Who Owns What?
This Torah portion opens with G-d telling the Children of Israel that they shall observe a "Sabbath of rest" for agriculture. "For six years you may sow your field and for six years you may prune your vineyard; and you may gather in its crop. But the seventh year shall be a complete rest for the land..."
Today, especially here in Iowa, we would think this is crazy talk. No way would we be able to exist if we took a year away from planting and harvesting. We would...starve and the economy would come crashing down around us.
Two interesting things:
- Only in Israel - This is one of the many commandments or mitzvot that speak the only Israel. I'm often asked, "Gosh, how do you remember and do all of the 613 Commandments. The simple answer is, "They don't all pertain to me..." This is one.
- Reminder of Who is in Charge - Everything comes from G-d. And, as a simple testimony to that, G-d sort of says, "Go ahead, test me." If a person said, "Don't worry. There will be enough of a crop to last three years until the next harvest we would not believe him/her.
And so it was and is that among observant farmers some transfer ownership to non-Jews and the produce is then given to the poor or they do cease working the land.
But, consider this: If a Sabbatical Year for the land is a good idea wouldn't it stand to reason that a Sabbatical Day...Shabbat...might be a good idea to recharge our personal storehouse?

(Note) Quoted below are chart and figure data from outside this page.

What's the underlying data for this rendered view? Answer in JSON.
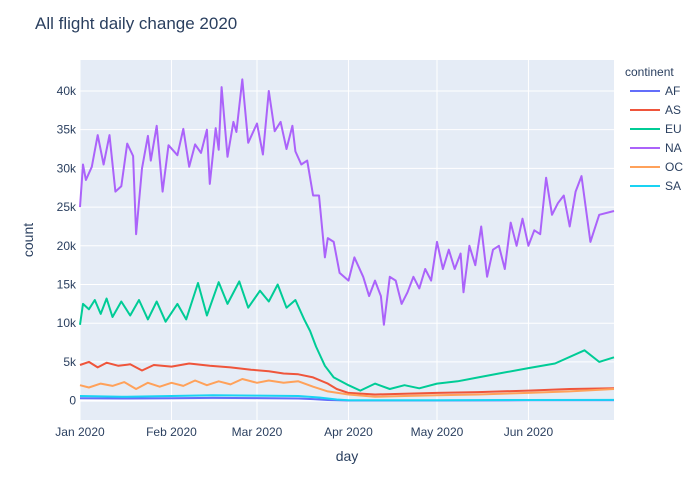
{
  "chart_data": {
    "type": "line",
    "title": "All flight daily change 2020",
    "xlabel": "day",
    "ylabel": "count",
    "x_range": [
      "2020-01-01",
      "2020-06-30"
    ],
    "x_ticks": [
      {
        "date": "2020-01-01",
        "label": "Jan 2020"
      },
      {
        "date": "2020-02-01",
        "label": "Feb 2020"
      },
      {
        "date": "2020-03-01",
        "label": "Mar 2020"
      },
      {
        "date": "2020-04-01",
        "label": "Apr 2020"
      },
      {
        "date": "2020-05-01",
        "label": "May 2020"
      },
      {
        "date": "2020-06-01",
        "label": "Jun 2020"
      }
    ],
    "ylim": [
      -2500,
      44000
    ],
    "y_ticks": [
      {
        "value": 0,
        "label": "0"
      },
      {
        "value": 5000,
        "label": "5k"
      },
      {
        "value": 10000,
        "label": "10k"
      },
      {
        "value": 15000,
        "label": "15k"
      },
      {
        "value": 20000,
        "label": "20k"
      },
      {
        "value": 25000,
        "label": "25k"
      },
      {
        "value": 30000,
        "label": "30k"
      },
      {
        "value": 35000,
        "label": "35k"
      },
      {
        "value": 40000,
        "label": "40k"
      }
    ],
    "legend": {
      "title": "continent",
      "position": "right"
    },
    "grid": true,
    "series": [
      {
        "name": "AF",
        "color": "#636efa",
        "points": [
          [
            "2020-01-01",
            300
          ],
          [
            "2020-01-15",
            280
          ],
          [
            "2020-02-01",
            320
          ],
          [
            "2020-02-15",
            350
          ],
          [
            "2020-03-01",
            330
          ],
          [
            "2020-03-15",
            280
          ],
          [
            "2020-03-20",
            200
          ],
          [
            "2020-03-25",
            80
          ],
          [
            "2020-04-01",
            20
          ],
          [
            "2020-05-01",
            25
          ],
          [
            "2020-06-01",
            40
          ],
          [
            "2020-06-30",
            60
          ]
        ]
      },
      {
        "name": "AS",
        "color": "#ef553b",
        "points": [
          [
            "2020-01-01",
            4600
          ],
          [
            "2020-01-04",
            5000
          ],
          [
            "2020-01-07",
            4300
          ],
          [
            "2020-01-10",
            4900
          ],
          [
            "2020-01-14",
            4500
          ],
          [
            "2020-01-18",
            4700
          ],
          [
            "2020-01-22",
            3900
          ],
          [
            "2020-01-26",
            4600
          ],
          [
            "2020-02-01",
            4400
          ],
          [
            "2020-02-07",
            4800
          ],
          [
            "2020-02-14",
            4500
          ],
          [
            "2020-02-21",
            4300
          ],
          [
            "2020-02-28",
            4000
          ],
          [
            "2020-03-05",
            3800
          ],
          [
            "2020-03-10",
            3500
          ],
          [
            "2020-03-15",
            3400
          ],
          [
            "2020-03-20",
            3000
          ],
          [
            "2020-03-25",
            2200
          ],
          [
            "2020-03-28",
            1500
          ],
          [
            "2020-04-01",
            1000
          ],
          [
            "2020-04-10",
            800
          ],
          [
            "2020-04-20",
            900
          ],
          [
            "2020-05-01",
            1000
          ],
          [
            "2020-05-15",
            1100
          ],
          [
            "2020-06-01",
            1300
          ],
          [
            "2020-06-15",
            1500
          ],
          [
            "2020-06-30",
            1600
          ]
        ]
      },
      {
        "name": "EU",
        "color": "#00cc96",
        "points": [
          [
            "2020-01-01",
            9800
          ],
          [
            "2020-01-02",
            12500
          ],
          [
            "2020-01-04",
            11800
          ],
          [
            "2020-01-06",
            13000
          ],
          [
            "2020-01-08",
            11200
          ],
          [
            "2020-01-10",
            13200
          ],
          [
            "2020-01-12",
            10800
          ],
          [
            "2020-01-15",
            12800
          ],
          [
            "2020-01-18",
            11000
          ],
          [
            "2020-01-21",
            13000
          ],
          [
            "2020-01-24",
            10500
          ],
          [
            "2020-01-27",
            12800
          ],
          [
            "2020-01-30",
            10200
          ],
          [
            "2020-02-03",
            12500
          ],
          [
            "2020-02-06",
            10500
          ],
          [
            "2020-02-10",
            15200
          ],
          [
            "2020-02-13",
            11000
          ],
          [
            "2020-02-17",
            15300
          ],
          [
            "2020-02-20",
            12500
          ],
          [
            "2020-02-24",
            15400
          ],
          [
            "2020-02-27",
            12000
          ],
          [
            "2020-03-02",
            14200
          ],
          [
            "2020-03-05",
            12800
          ],
          [
            "2020-03-08",
            15000
          ],
          [
            "2020-03-11",
            12000
          ],
          [
            "2020-03-14",
            13000
          ],
          [
            "2020-03-17",
            10500
          ],
          [
            "2020-03-19",
            9000
          ],
          [
            "2020-03-21",
            7000
          ],
          [
            "2020-03-24",
            4500
          ],
          [
            "2020-03-27",
            3000
          ],
          [
            "2020-04-01",
            2000
          ],
          [
            "2020-04-05",
            1300
          ],
          [
            "2020-04-10",
            2200
          ],
          [
            "2020-04-15",
            1500
          ],
          [
            "2020-04-20",
            2000
          ],
          [
            "2020-04-25",
            1600
          ],
          [
            "2020-05-01",
            2200
          ],
          [
            "2020-05-08",
            2500
          ],
          [
            "2020-05-15",
            3000
          ],
          [
            "2020-05-22",
            3500
          ],
          [
            "2020-06-01",
            4200
          ],
          [
            "2020-06-10",
            4800
          ],
          [
            "2020-06-20",
            6500
          ],
          [
            "2020-06-25",
            5000
          ],
          [
            "2020-06-30",
            5600
          ]
        ]
      },
      {
        "name": "NA",
        "color": "#ab63fa",
        "points": [
          [
            "2020-01-01",
            25000
          ],
          [
            "2020-01-02",
            30500
          ],
          [
            "2020-01-03",
            28500
          ],
          [
            "2020-01-05",
            30200
          ],
          [
            "2020-01-07",
            34300
          ],
          [
            "2020-01-09",
            30500
          ],
          [
            "2020-01-11",
            34300
          ],
          [
            "2020-01-13",
            27000
          ],
          [
            "2020-01-15",
            27700
          ],
          [
            "2020-01-17",
            33200
          ],
          [
            "2020-01-19",
            31600
          ],
          [
            "2020-01-20",
            21500
          ],
          [
            "2020-01-22",
            30000
          ],
          [
            "2020-01-24",
            34200
          ],
          [
            "2020-01-25",
            31000
          ],
          [
            "2020-01-27",
            35500
          ],
          [
            "2020-01-29",
            27000
          ],
          [
            "2020-01-31",
            33000
          ],
          [
            "2020-02-03",
            31700
          ],
          [
            "2020-02-05",
            35100
          ],
          [
            "2020-02-07",
            30200
          ],
          [
            "2020-02-09",
            33100
          ],
          [
            "2020-02-11",
            32000
          ],
          [
            "2020-02-13",
            35000
          ],
          [
            "2020-02-14",
            28000
          ],
          [
            "2020-02-16",
            35200
          ],
          [
            "2020-02-17",
            32400
          ],
          [
            "2020-02-18",
            40500
          ],
          [
            "2020-02-20",
            31500
          ],
          [
            "2020-02-22",
            36000
          ],
          [
            "2020-02-23",
            34700
          ],
          [
            "2020-02-25",
            41500
          ],
          [
            "2020-02-27",
            33300
          ],
          [
            "2020-03-01",
            35800
          ],
          [
            "2020-03-03",
            31800
          ],
          [
            "2020-03-05",
            40000
          ],
          [
            "2020-03-07",
            34800
          ],
          [
            "2020-03-09",
            36000
          ],
          [
            "2020-03-11",
            32500
          ],
          [
            "2020-03-13",
            35500
          ],
          [
            "2020-03-14",
            32200
          ],
          [
            "2020-03-16",
            30500
          ],
          [
            "2020-03-18",
            31000
          ],
          [
            "2020-03-20",
            26500
          ],
          [
            "2020-03-22",
            26500
          ],
          [
            "2020-03-24",
            18500
          ],
          [
            "2020-03-25",
            21000
          ],
          [
            "2020-03-27",
            20500
          ],
          [
            "2020-03-29",
            16500
          ],
          [
            "2020-04-01",
            15500
          ],
          [
            "2020-04-03",
            18500
          ],
          [
            "2020-04-06",
            16000
          ],
          [
            "2020-04-08",
            13500
          ],
          [
            "2020-04-10",
            15500
          ],
          [
            "2020-04-12",
            13500
          ],
          [
            "2020-04-13",
            9800
          ],
          [
            "2020-04-15",
            16000
          ],
          [
            "2020-04-17",
            15500
          ],
          [
            "2020-04-19",
            12500
          ],
          [
            "2020-04-21",
            14000
          ],
          [
            "2020-04-23",
            16000
          ],
          [
            "2020-04-25",
            14500
          ],
          [
            "2020-04-27",
            17000
          ],
          [
            "2020-04-29",
            15500
          ],
          [
            "2020-05-01",
            20500
          ],
          [
            "2020-05-03",
            17000
          ],
          [
            "2020-05-05",
            19500
          ],
          [
            "2020-05-07",
            17000
          ],
          [
            "2020-05-09",
            19000
          ],
          [
            "2020-05-10",
            14000
          ],
          [
            "2020-05-12",
            20000
          ],
          [
            "2020-05-14",
            17500
          ],
          [
            "2020-05-16",
            22500
          ],
          [
            "2020-05-18",
            16000
          ],
          [
            "2020-05-20",
            19500
          ],
          [
            "2020-05-22",
            20000
          ],
          [
            "2020-05-24",
            17000
          ],
          [
            "2020-05-26",
            23000
          ],
          [
            "2020-05-28",
            20000
          ],
          [
            "2020-05-30",
            23500
          ],
          [
            "2020-06-01",
            20000
          ],
          [
            "2020-06-03",
            22000
          ],
          [
            "2020-06-05",
            21500
          ],
          [
            "2020-06-07",
            28800
          ],
          [
            "2020-06-09",
            24000
          ],
          [
            "2020-06-11",
            25500
          ],
          [
            "2020-06-13",
            26500
          ],
          [
            "2020-06-15",
            22500
          ],
          [
            "2020-06-17",
            27000
          ],
          [
            "2020-06-19",
            29000
          ],
          [
            "2020-06-22",
            20500
          ],
          [
            "2020-06-25",
            24000
          ],
          [
            "2020-06-30",
            24500
          ]
        ]
      },
      {
        "name": "OC",
        "color": "#ffa15a",
        "points": [
          [
            "2020-01-01",
            2000
          ],
          [
            "2020-01-04",
            1700
          ],
          [
            "2020-01-08",
            2200
          ],
          [
            "2020-01-12",
            1900
          ],
          [
            "2020-01-16",
            2400
          ],
          [
            "2020-01-20",
            1500
          ],
          [
            "2020-01-24",
            2300
          ],
          [
            "2020-01-28",
            1800
          ],
          [
            "2020-02-01",
            2300
          ],
          [
            "2020-02-05",
            1900
          ],
          [
            "2020-02-09",
            2600
          ],
          [
            "2020-02-13",
            2000
          ],
          [
            "2020-02-17",
            2500
          ],
          [
            "2020-02-21",
            2100
          ],
          [
            "2020-02-25",
            2800
          ],
          [
            "2020-03-01",
            2300
          ],
          [
            "2020-03-05",
            2600
          ],
          [
            "2020-03-10",
            2300
          ],
          [
            "2020-03-15",
            2500
          ],
          [
            "2020-03-20",
            1800
          ],
          [
            "2020-03-25",
            1200
          ],
          [
            "2020-04-01",
            800
          ],
          [
            "2020-04-10",
            500
          ],
          [
            "2020-04-20",
            600
          ],
          [
            "2020-05-01",
            700
          ],
          [
            "2020-05-15",
            800
          ],
          [
            "2020-06-01",
            1000
          ],
          [
            "2020-06-15",
            1200
          ],
          [
            "2020-06-30",
            1500
          ]
        ]
      },
      {
        "name": "SA",
        "color": "#19d3f3",
        "points": [
          [
            "2020-01-01",
            600
          ],
          [
            "2020-01-15",
            500
          ],
          [
            "2020-02-01",
            600
          ],
          [
            "2020-02-15",
            700
          ],
          [
            "2020-03-01",
            650
          ],
          [
            "2020-03-15",
            600
          ],
          [
            "2020-03-22",
            400
          ],
          [
            "2020-03-28",
            150
          ],
          [
            "2020-04-01",
            50
          ],
          [
            "2020-05-01",
            60
          ],
          [
            "2020-06-01",
            80
          ],
          [
            "2020-06-30",
            100
          ]
        ]
      }
    ]
  }
}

There is plenty of talk in Iowa about health care, food for the less fortunate, etc. If only those who talk about it would pay attention to this Torah portion they may just find the answer to preventing poverty. You see, the Torah says it is our job to "strengthen" the "impoverished". It is our duty to make them whole not to put stumbling blocks in their path. Imagine how different the world would be if we stopped looking at everything from food stamps to rental assistance and medical care to job training as a handout and, rather, looked at it as if it is our duty.
When we strengthen all...we are, together, stronger.
May you have a wonderful and meaningful Shabbat!